The number of oysters sold by the costermongers amounts to 124,000,000 a year. These, at four a penny, would realise the large sum of 129,650l. We may therefore safely assume that 125,000l. is spent yearly in oysters in the streets of London.
There are some street people who, nearly all the year through, sell nothing but periwinkles, and go regular rounds, where they are well known. The “wink” men, as these periwinkle sellers are called, generally live in the lowest parts, and many in lodging-houses. They are forced to live in low localities, they say, because of the smell of the fish, which is objected to. The city district is ordinarily the best for winkle-sellers, for there are not so many cheap shops there as in other parts. The summer is the best season, and the sellers then make, upon the average, 12s. a week clear profit; in the winter, they get upon the average, 5s. a week clear, by selling mussels and whelks—for, as winkles last only from March till October, they are then obliged to do what they can in the whelk and mussel way. “I buy my winks,” said one, “at Billingsgate, at 3s. and 4s. the wash. A wash is about a bushel. There’s some at 2s., and some sometimes as low as 1s. the wash, but they wouldn’t do for me, as I serve very respectable people. If we choose we can boil our winkles at Billingsgate by paying 4d. a week for boiling, and ½d. for salt, to salt them after they are boiled. Tradesmen’s families buy them for a relish to their tea. It’s reckoned a nice present from a young man to his sweetheart, is winks. Servant girls are pretty good customers, and want them cheaper when they say it’s for themselves; but I have only one price.”

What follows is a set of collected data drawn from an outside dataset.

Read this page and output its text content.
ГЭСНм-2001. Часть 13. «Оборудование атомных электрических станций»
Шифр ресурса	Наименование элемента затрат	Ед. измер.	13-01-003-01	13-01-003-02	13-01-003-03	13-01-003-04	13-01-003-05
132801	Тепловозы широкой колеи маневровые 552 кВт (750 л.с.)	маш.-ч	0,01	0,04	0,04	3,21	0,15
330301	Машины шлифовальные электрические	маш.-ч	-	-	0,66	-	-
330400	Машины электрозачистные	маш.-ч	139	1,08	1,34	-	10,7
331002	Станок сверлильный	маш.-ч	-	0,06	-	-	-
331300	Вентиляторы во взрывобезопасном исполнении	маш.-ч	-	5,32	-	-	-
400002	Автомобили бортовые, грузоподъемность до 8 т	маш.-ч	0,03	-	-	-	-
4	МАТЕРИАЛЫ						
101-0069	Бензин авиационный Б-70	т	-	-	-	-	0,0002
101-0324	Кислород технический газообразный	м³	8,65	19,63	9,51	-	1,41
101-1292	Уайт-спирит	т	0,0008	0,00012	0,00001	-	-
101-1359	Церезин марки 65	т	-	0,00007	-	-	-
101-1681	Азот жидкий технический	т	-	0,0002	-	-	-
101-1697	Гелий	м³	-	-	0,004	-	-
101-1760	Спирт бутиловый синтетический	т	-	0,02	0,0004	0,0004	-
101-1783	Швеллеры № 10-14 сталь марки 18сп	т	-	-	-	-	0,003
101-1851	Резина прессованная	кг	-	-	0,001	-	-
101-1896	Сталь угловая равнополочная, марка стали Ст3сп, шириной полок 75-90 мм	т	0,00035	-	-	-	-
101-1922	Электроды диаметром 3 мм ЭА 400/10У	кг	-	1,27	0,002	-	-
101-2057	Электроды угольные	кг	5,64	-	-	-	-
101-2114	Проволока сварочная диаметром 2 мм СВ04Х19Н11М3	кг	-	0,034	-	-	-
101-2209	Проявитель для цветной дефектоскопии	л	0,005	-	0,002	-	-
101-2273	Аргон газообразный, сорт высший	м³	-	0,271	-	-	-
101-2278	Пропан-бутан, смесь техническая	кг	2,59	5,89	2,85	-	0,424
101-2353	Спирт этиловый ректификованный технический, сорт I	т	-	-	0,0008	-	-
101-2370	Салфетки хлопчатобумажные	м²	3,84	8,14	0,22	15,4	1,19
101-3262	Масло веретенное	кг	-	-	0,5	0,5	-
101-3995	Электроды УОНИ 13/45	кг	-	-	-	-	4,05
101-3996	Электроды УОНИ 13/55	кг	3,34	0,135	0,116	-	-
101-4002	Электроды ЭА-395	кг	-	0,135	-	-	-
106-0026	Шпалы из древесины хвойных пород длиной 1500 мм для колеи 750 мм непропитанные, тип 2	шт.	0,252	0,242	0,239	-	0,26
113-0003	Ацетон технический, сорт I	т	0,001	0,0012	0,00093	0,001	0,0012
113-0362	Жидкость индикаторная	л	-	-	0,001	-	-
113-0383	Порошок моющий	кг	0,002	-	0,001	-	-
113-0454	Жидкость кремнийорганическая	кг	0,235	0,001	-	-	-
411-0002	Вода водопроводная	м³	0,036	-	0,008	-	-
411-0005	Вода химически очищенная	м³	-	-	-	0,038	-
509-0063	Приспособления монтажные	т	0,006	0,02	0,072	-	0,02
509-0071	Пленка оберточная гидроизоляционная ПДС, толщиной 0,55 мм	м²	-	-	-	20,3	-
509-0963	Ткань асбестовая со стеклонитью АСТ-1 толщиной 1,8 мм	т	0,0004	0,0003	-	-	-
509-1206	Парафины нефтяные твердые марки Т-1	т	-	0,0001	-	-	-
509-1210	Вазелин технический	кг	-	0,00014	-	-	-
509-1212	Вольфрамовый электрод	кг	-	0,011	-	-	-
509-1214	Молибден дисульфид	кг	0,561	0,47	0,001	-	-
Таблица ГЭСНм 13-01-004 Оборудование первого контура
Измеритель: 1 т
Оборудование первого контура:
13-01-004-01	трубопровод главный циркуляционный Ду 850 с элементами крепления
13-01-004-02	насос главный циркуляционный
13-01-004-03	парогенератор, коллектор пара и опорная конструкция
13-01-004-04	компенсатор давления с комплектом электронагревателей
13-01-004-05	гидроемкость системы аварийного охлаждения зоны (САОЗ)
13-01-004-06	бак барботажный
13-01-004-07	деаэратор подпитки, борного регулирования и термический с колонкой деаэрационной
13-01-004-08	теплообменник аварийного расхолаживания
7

One man told me he could make as much as 12s. a week—sometimes more and sometimes less.
He made no speeches, but sung—“Winketty-winketty-wink-wink-wink—wink-wink—wicketty-wicketty-wink—fine fresh winketty-winks wink wink.” He was often so sore in the stomach and hoarse with hallooing that he could hardly speak. He had no child, only himself and wife to keep out of his earnings. His room was 2s. a week rent. He managed to get a bit of meat every day, he said, “somehow or ’nother.”
Another, more communicative and far more intelligent man, said to me concerning the character of his customers: “They’re people I think that like to daddle” (dawdle, I presume) “over their teas or such like; or when a young woman’s young man takes tea with her mother and her, then they’ve winks; and then there’s joking, and helping to pick winks, between Thomas and Betsy, while the mother’s busy with her tea, or is wiping her specs, ’cause she can’t see. Why, sir, I’ve known it! I was a Thomas that way myself when I was a tradesman. I was a patten-maker once, but pattens is no go now, and hasn’t been for fifteen year or more. Old people, I think, that lives by themselves, and has perhaps an annuity or the like of that, and nothing to do pertickler, loves winks, for they likes a pleasant way of making time long over a meal. They’re the people as reads a newspaper, when it’s a week old, all through. The other buyers, I think, are tradespeople or working-people what wants a relish. But winks is a bad trade now, and so is many that depends on relishes.”
One man who “works” the New Cut, has the “best wink business of all.” He sells only a little dry fish with his winks, never wet fish, and has “got his name up,” for the superiority of that shell-fish—a superiority which he is careful to ensure. He pays 8s. a week for a stand by a grocer’s window. On an ordinary afternoon he sells from 7s. to 10s. worth of periwinkles. On a Monday afternoon he often takes 20s.; and on the Sunday afternoon 3l. and 4l. He has two coster lads to help him, and sometimes on a Sunday from twenty to thirty customers about him. He wraps each parcel sold in a neat brown paper bag, which, I am assured, is of itself, an inducement to buy of him. The “unfortunate” women who live in the streets contiguous to the Waterloo, Blackfriars, and Borough-roads, are among his best customers, on Sundays especially. He is rather a public character, getting up dances and the like. “He aint bothered—not he—with ha’p’orths or penn’orths of a Sunday,” said a person who had assisted him. “It’s the top of the tree with his customers; 3d. or 6d. at a go.” The receipts are one-half profit. I heard from several that he was “the best man for winks a-going.”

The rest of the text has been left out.